When you apply for a new loan, such as a mortgage, car loan, personal loan, or even a new credit card, the lender will look at your credit score to decide on terms.
A low credit score may not necessarily mean you won’t be able to find a lender willing to give you money, though. It might just mean that your lender will offer a higher interest rate.
Do Credit Card Consolidation Loans Hurt Your Credit?
There are several things that can bring your credit score down. One of them is a hard inquiry.
When you apply for a loan or balance transfer card, your lenders will want to take a close look at your credit score to see the details of your financial history. This inquiry alone can take as much as five points off of your credit score.
Also, some lenders may charge a prepayment penalty if you pay off your balance early. This is most common among longer-term loans like mortgages, but some credit cards may also carry similar penalties.
While these things may lower your credit score slightly, keep in mind that your FICO score is also damaged by using too much of your available credit. The points you lose through a credit consolidation may be evened out by paying off your balance.
What’s Better: A Good Credit Score or Debt Resolution?

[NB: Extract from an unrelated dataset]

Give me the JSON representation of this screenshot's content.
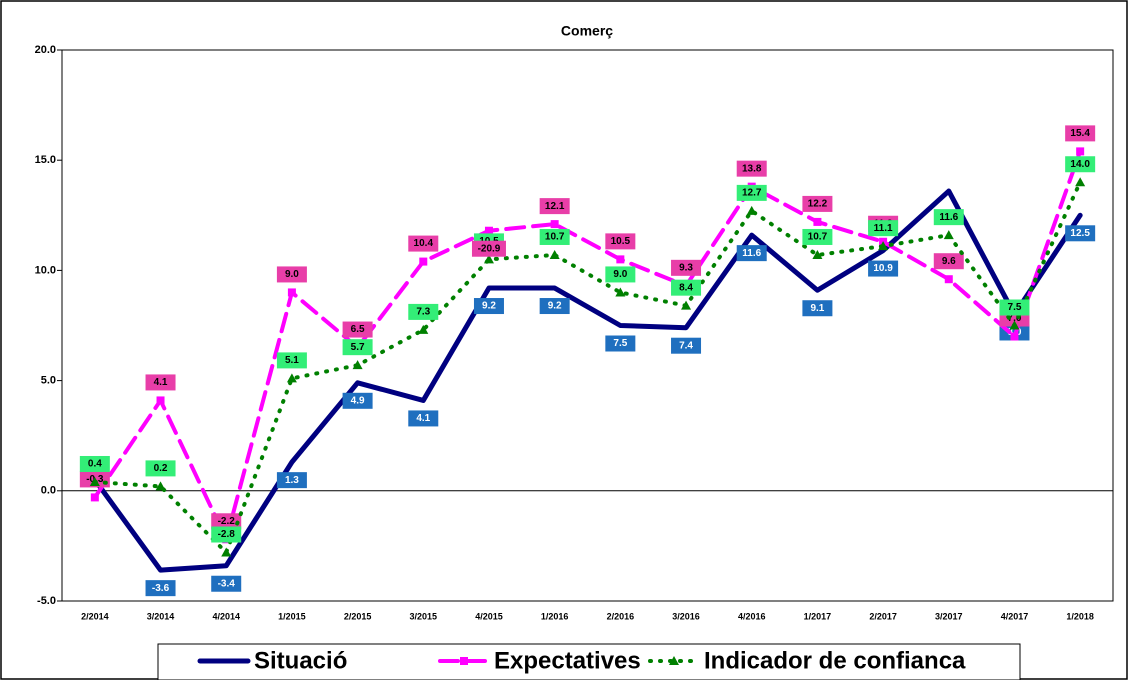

There are indeed instances where credit card debt consolidation can have a negative effect on your credit score, but it’s usually temporary. Once you get 6-months to a year of timely payments under your belt you should see your credit score bounce back significantly and actually surpass where it was at the time you consolidated your debt.
When you pay off your debt this not only improves your credit score, but also your debt to income ratio, which gives you the ability to then qualify for better loans, interest rates and terms in the future.
A good credit score is not enough to qualify you for the best loans if you are loaded with debt and your debt to income ratio is insufficient. Having a good debt to income ratio is often more important than just a good credit score when qualifying for the best loans.
At the end of the day, you have to ask yourself: would you rather have a slightly higher credit score with no real benefit or the relief of finally paying off your debt and all of the benefits that follow? If you’ve been crushed under the weight of monthly payments, a temporarily lower FICO score is a small price to pay for relief from your debts and all of the future benefits.